Magma Design Automation has launched Silicon One, an initiative intended to bring focus to making silicon profitable for customers by providing differentiated solutions and technologies that address business imperatives facing semiconductor makers today – time to market, product differentiation, cost, power and performance. Magma debuted its solution-oriented Silicon One offerings at the 48th annual Design Automation Conference in San Diego.

Silicon One's initial focus is on five types of devices that are key to electronic products that are most prevalent today:

• ASIC/ASSP: Network processing, data storage chips, and consumer multimedia chips such as ones in digital televisions (DTVs) are among the biggest silicon chips in the world. The massive sizes associated with these devices have made the cost and time associated with developing them nearly impractical.

• Analog/Mixed-Signal (AMS): The exponential growth of the wireless market has dramatically accelerated the need for more advanced analog/mixed-signal designs. Key critical analog blocks are increasing in AMS chips while the digital content is also growing to accommodate increased control functions. The latest generation of AMS designs resemble SoC devices – they are large, complex, and are created using more advanced process nodes.

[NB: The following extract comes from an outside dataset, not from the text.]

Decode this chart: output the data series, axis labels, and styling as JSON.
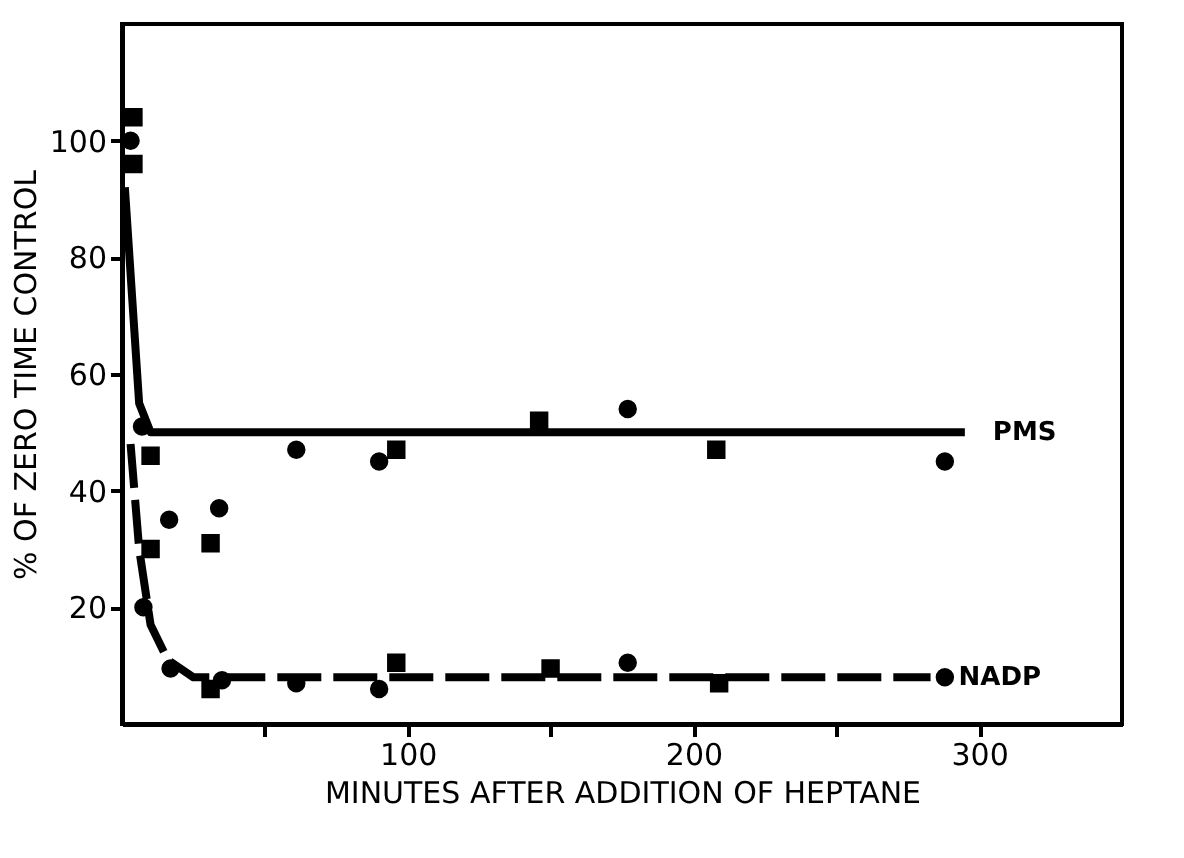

• Memory: The proliferating use of SRAM, DRAM, Flash and image sensors in smartphones, cameras, tablets, notebooks, etc. has created one of the most competitive markets in terms of cost and time to market. The key concerns of these customers are high reliability memory chips (every bit of memory must work) at the lowest possible cost.

• Processing Cores: High-performance cores are the building blocks of any application or graphic processing chip today. The entire system performance is often limited by how fast these processing engines can run. Also, the system's power consumption has great dependencies with regard to how low power these cores can be.

• System-on-Chip (SoC): Today's state-of-the-art SoC designs integrate everything – digital (including multiple processing cores and hardware accelerators), analog, mixed-signal, and memory – together on a single chip. The result is that SoCs are among the most challenging and complex designs, but they enable the integration of many functions and provide the lower component cost, lower power consumption, and higher processing throughput demanded by the most advanced end-applications.